>

Wiwik Sumbawati, Tulang Punggung Kesehatan di kaki Tambora

Wiwik Sumbawati, Tulang Punggung Kesehatan di kaki Tambora

Wiwik sendiri sudah dari puluhan tahun lalu tidak hanya menangani persoalan ibu hamil. Akan tetapi hampir semua penyakit yang diderita warga. Ia tentu bisa. Sebab pendidikan pertama sebelum menempuh pendidikan kebidanan, dia menempuh pendidikan di Sekolah Perawat Kesehatan, sekolahnya para mantri. Sampai sekarang, sebagai Bidan di Kecamatan, pekerjaan utama Wiwik adalah berusaha mengurangi angka kematian bayi di kecamatan Pekat. Di mana musuh utamanya adalah pernikahan di usia dini.

“Tahun lalu ada dua kasus. Tahun ini belum ada. Semoga tidak ada ya,” kata Wiwik yang mengaku belum lama ini menjadi koordinator.

Merangkul Dukun

Tahun 1998 Bidan Desa Wiwik Sumbawati pindah tugas dari Desa Kempo ke Kadindi.  Tiba di tempat tugas baru, Wiwik disambut tingginya angka pernikahan dini yang menyebabkan banyaknya perempuan yang hamil di usia muda. Bahkan kelewat muda. Akibatnya ia menangani proses persalinan setiap hari.

Setiap hari ia mengurus persalinan warga Desa Kadindi seorang diri. Dari perbatasan Pancasila sampai Karombo sana. “Dulu belum ada sepeda motor. Saya harus jalan kaki dari ujung ke ujung,” kata Wiwik.

Tahun itu keberadaan dukun beranak masih banyak. Hampir di setiap dusun ada. Salah satu tugas seorang bidan desa adalah sedapat mungkin merangkul dukun melahirkan guna mengurangi risiko yang tidak diinginkan. Untuk itu, Wiwik punya cara sendiri.

Pertama ia mendata jumlah dukun yang ada.

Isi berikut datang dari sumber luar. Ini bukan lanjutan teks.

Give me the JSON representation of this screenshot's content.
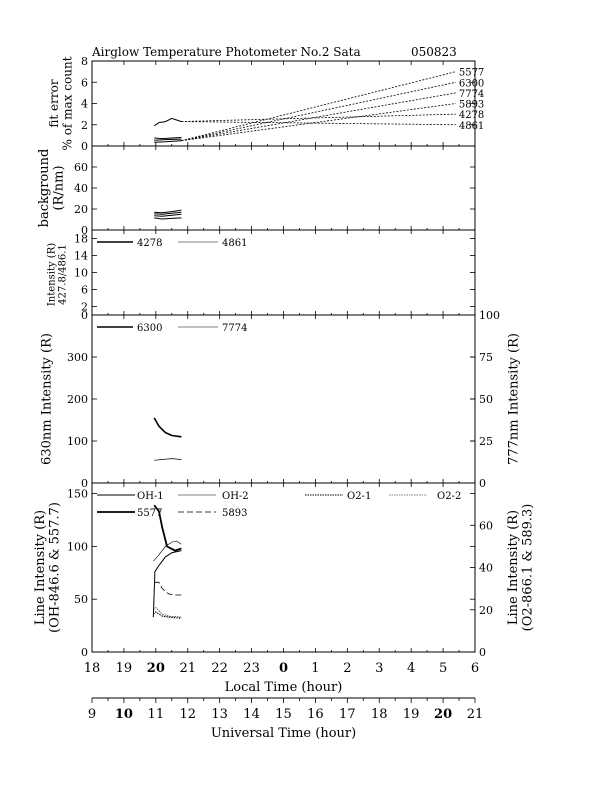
{
  "title": {
    "main": "Airglow Temperature Photometer No.2  Sata",
    "date": "050823"
  },
  "axes": {
    "local_time": {
      "label": "Local Time (hour)",
      "ticks": [
        "18",
        "19",
        "20",
        "21",
        "22",
        "23",
        "0",
        "1",
        "2",
        "3",
        "4",
        "5",
        "6"
      ],
      "bold_ticks": [
        "20",
        "0"
      ]
    },
    "universal_time": {
      "label": "Universal Time (hour)",
      "ticks": [
        "9",
        "10",
        "11",
        "12",
        "13",
        "14",
        "15",
        "16",
        "17",
        "18",
        "19",
        "20",
        "21"
      ],
      "bold_ticks": [
        "10",
        "20"
      ]
    }
  },
  "chart_data": [
    {
      "type": "line",
      "panel": "fit-error",
      "ylabel": [
        "fit error",
        "% of max count"
      ],
      "ylim": [
        0,
        8
      ],
      "yticks": [
        0,
        2,
        4,
        6,
        8
      ],
      "x_units": "local time (hour)",
      "guide_labels": [
        "5577",
        "6300",
        "7774",
        "5893",
        "4278",
        "4861"
      ],
      "guide_end_values": [
        7.0,
        6.0,
        5.0,
        4.0,
        3.0,
        2.0
      ],
      "series": [
        {
          "values": [
            [
              19.95,
              1.9
            ],
            [
              20.1,
              2.2
            ],
            [
              20.3,
              2.3
            ],
            [
              20.5,
              2.6
            ],
            [
              20.7,
              2.4
            ],
            [
              20.8,
              2.3
            ]
          ]
        },
        {
          "values": [
            [
              19.95,
              0.75
            ],
            [
              20.2,
              0.7
            ],
            [
              20.5,
              0.75
            ],
            [
              20.8,
              0.8
            ]
          ]
        },
        {
          "values": [
            [
              19.95,
              0.55
            ],
            [
              20.3,
              0.6
            ],
            [
              20.8,
              0.65
            ]
          ]
        },
        {
          "values": [
            [
              19.95,
              0.35
            ],
            [
              20.3,
              0.4
            ],
            [
              20.8,
              0.5
            ]
          ]
        }
      ]
    },
    {
      "type": "line",
      "panel": "background",
      "ylabel": [
        "background",
        "(R/nm)"
      ],
      "ylim": [
        0,
        80
      ],
      "yticks": [
        0,
        20,
        40,
        60
      ],
      "x_units": "local time (hour)",
      "series": [
        {
          "values": [
            [
              19.95,
              17
            ],
            [
              20.2,
              16.5
            ],
            [
              20.5,
              17.5
            ],
            [
              20.8,
              19
            ]
          ]
        },
        {
          "values": [
            [
              19.95,
              15.5
            ],
            [
              20.2,
              15
            ],
            [
              20.5,
              16
            ],
            [
              20.8,
              17
            ]
          ]
        },
        {
          "values": [
            [
              19.95,
              13.5
            ],
            [
              20.2,
              13
            ],
            [
              20.5,
              14
            ],
            [
              20.8,
              15
            ]
          ]
        },
        {
          "values": [
            [
              19.95,
              11.5
            ],
            [
              20.2,
              10.5
            ],
            [
              20.5,
              11
            ],
            [
              20.8,
              11.5
            ]
          ]
        }
      ]
    },
    {
      "type": "line",
      "panel": "intensity-427-486",
      "ylabel": [
        "Intensity (R)",
        "427.8/486.1"
      ],
      "ylim": [
        0,
        20
      ],
      "yticks": [
        0,
        2,
        6,
        10,
        14,
        18
      ],
      "x_units": "local time (hour)",
      "series": [
        {
          "name": "4278",
          "values": []
        },
        {
          "name": "4861",
          "values": []
        }
      ]
    },
    {
      "type": "line",
      "panel": "intensity-630-777",
      "ylabel": "630nm Intensity (R)",
      "ylabel_right": "777nm Intensity (R)",
      "ylim": [
        0,
        400
      ],
      "ylim_right": [
        0,
        100
      ],
      "yticks": [
        0,
        100,
        200,
        300
      ],
      "yticks_right": [
        0,
        25,
        50,
        75,
        100
      ],
      "x_units": "local time (hour)",
      "series": [
        {
          "name": "6300",
          "axis": "left",
          "values": [
            [
              19.95,
              155
            ],
            [
              20.1,
              135
            ],
            [
              20.3,
              120
            ],
            [
              20.5,
              113
            ],
            [
              20.8,
              110
            ]
          ]
        },
        {
          "name": "7774",
          "axis": "right",
          "values": [
            [
              19.95,
              13.5
            ],
            [
              20.2,
              14
            ],
            [
              20.5,
              14.5
            ],
            [
              20.8,
              14
            ]
          ]
        }
      ]
    },
    {
      "type": "line",
      "panel": "line-intensity",
      "ylabel": [
        "Line Intensity (R)",
        "(OH-846.6 & 557.7)"
      ],
      "ylabel_right": [
        "Line Intensity (R)",
        "(O2-866.1 & 589.3)"
      ],
      "ylim": [
        0,
        160
      ],
      "ylim_right": [
        0,
        80
      ],
      "yticks": [
        0,
        50,
        100,
        150
      ],
      "yticks_right": [
        0,
        20,
        40,
        60
      ],
      "x_units": "local time (hour)",
      "series": [
        {
          "name": "OH-1",
          "axis": "left",
          "values": [
            [
              19.92,
              33
            ],
            [
              19.97,
              76
            ],
            [
              20.1,
              82
            ],
            [
              20.3,
              90
            ],
            [
              20.5,
              94
            ],
            [
              20.8,
              96
            ]
          ]
        },
        {
          "name": "OH-2",
          "axis": "left",
          "values": [
            [
              19.92,
              86
            ],
            [
              20.1,
              92
            ],
            [
              20.3,
              100
            ],
            [
              20.5,
              104
            ],
            [
              20.65,
              105
            ],
            [
              20.8,
              102
            ]
          ]
        },
        {
          "name": "O2-1",
          "axis": "right",
          "values": [
            [
              19.92,
              18
            ],
            [
              20.0,
              19
            ],
            [
              20.2,
              17
            ],
            [
              20.4,
              16.5
            ],
            [
              20.8,
              16
            ]
          ]
        },
        {
          "name": "O2-2",
          "axis": "right",
          "values": [
            [
              19.92,
              20
            ],
            [
              20.0,
              21
            ],
            [
              20.2,
              18
            ],
            [
              20.4,
              17
            ],
            [
              20.8,
              16.5
            ]
          ]
        },
        {
          "name": "5577",
          "axis": "left",
          "values": [
            [
              19.95,
              139
            ],
            [
              20.1,
              133
            ],
            [
              20.2,
              118
            ],
            [
              20.35,
              100
            ],
            [
              20.6,
              96
            ],
            [
              20.8,
              98
            ]
          ]
        },
        {
          "name": "5893",
          "axis": "right",
          "values": [
            [
              19.95,
              33
            ],
            [
              20.1,
              33
            ],
            [
              20.2,
              30
            ],
            [
              20.4,
              27.5
            ],
            [
              20.6,
              27
            ],
            [
              20.8,
              27
            ]
          ]
        }
      ]
    }
  ]
}
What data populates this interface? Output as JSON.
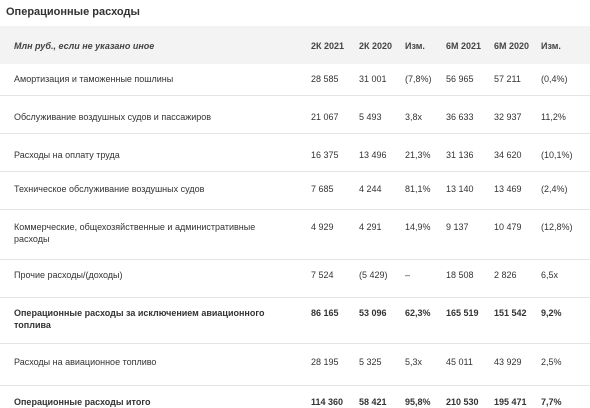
{
  "title": "Операционные расходы",
  "header": {
    "label": "Млн руб., если не указано иное",
    "cols": [
      "2К 2021",
      "2К 2020",
      "Изм.",
      "6М 2021",
      "6М 2020",
      "Изм."
    ]
  },
  "rows": [
    {
      "label": "Амортизация и таможенные пошлины",
      "values": [
        "28 585",
        "31 001",
        "(7,8%)",
        "56 965",
        "57 211",
        "(0,4%)"
      ]
    },
    {
      "label": "Обслуживание воздушных судов и пассажиров",
      "values": [
        "21 067",
        "5 493",
        "3,8x",
        "36 633",
        "32 937",
        "11,2%"
      ]
    },
    {
      "label": "Расходы на оплату труда",
      "values": [
        "16 375",
        "13 496",
        "21,3%",
        "31 136",
        "34 620",
        "(10,1%)"
      ]
    },
    {
      "label": "Техническое обслуживание воздушных судов",
      "values": [
        "7 685",
        "4 244",
        "81,1%",
        "13 140",
        "13 469",
        "(2,4%)"
      ]
    },
    {
      "label": "Коммерческие, общехозяйственные и административные расходы",
      "values": [
        "4 929",
        "4 291",
        "14,9%",
        "9 137",
        "10 479",
        "(12,8%)"
      ]
    },
    {
      "label": "Прочие расходы/(доходы)",
      "values": [
        "7 524",
        "(5 429)",
        "–",
        "18 508",
        "2 826",
        "6,5x"
      ]
    },
    {
      "label": "Операционные расходы за исключением авиационного топлива",
      "values": [
        "86 165",
        "53 096",
        "62,3%",
        "165 519",
        "151 542",
        "9,2%"
      ]
    },
    {
      "label": "Расходы на авиационное топливо",
      "values": [
        "28 195",
        "5 325",
        "5,3x",
        "45 011",
        "43 929",
        "2,5%"
      ]
    },
    {
      "label": "Операционные расходы итого",
      "values": [
        "114 360",
        "58 421",
        "95,8%",
        "210 530",
        "195 471",
        "7,7%"
      ]
    }
  ]
}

Hal itu dilakukan bersamaan dengan pemetaan ibu hamil di desa. Saat itulah ia mengenal Doriwanto yang pada saat itu masih menjadi ketua Karang Taruna Desa Kadindi. Singkat cerita, kedekatan ketua Karang Taruna dengan bidan desa berujung di pelaminan. Sekarang, Doriwanto menjadi kepala desa Kadindi. Mereka memiliki dua orang anak. Eh, kok malah ngelantur ke pernikahan ya?

Kembali ke siasat Wiwik merangkul dukun beranak. Wiwik menanyakan berapa upah jasa yang didapatkan si dukun untuk sekali persalinan. “Misalnya dia dapat Rp 20 ribu dan 3 kilo beras, maka saya memintanya membawa pasien ke Polindes dan mendapatkan Rp 50 ribu dari saya. Dengan cara itu mereka mau,” kata Wiwik.

Bertahun-tahun, Wiwik melakukan cara itu untuk bisa bersama-sama menangani persalinan ibu hamil di Kadindi. Menurutnya, pengalaman menjadi bidan Desa di Kadindi sangat mengesankan. Terutama bila mengingat proses menangani persalinan ibu hamil berusia 12 tahun.

“Itu yang termuda,” kata Wiwik.

Waktu itu Wiwik belum memiliki jam terbang yang tinggi. Namun bukan berarti ia kaget dan tidak bisa berbuat apa-apa. Ia mengatakan ilmu yang didapatkan sudah cukup untuk menangani semua proses persalinan. Termasuk menangani yang dibawah umur sekalipun. Tentu risiko terjadinya pendarahan karena rahim yang masih sangat muda bisa terjadi. Namun beruntung Wiwik mengetahuinya sejak dini.

“Alhamdulillah, waktu itu proses persalinan berhasil. Ibu dan anak selamat dan sehat,” terang Wiwik sembari mempersilahkan Lombok Post menghabiskan buah melon yang terhidang.

Kini Bidan Wiwik sedang gencar memberikan edukasi kepada warga. Jangan sampai pernikahan dini terjadi, lantaran begitu riskannya rahim yang masih terlalu muda harus terisi. Bersyukur ia punya suami yang juga bertanggung jawab untuk itu. Di luar obrolan rumah tangga, sesekali perbincangan mengenai persoalan warga mereka lakukan juga. Semua untuk Kadindi.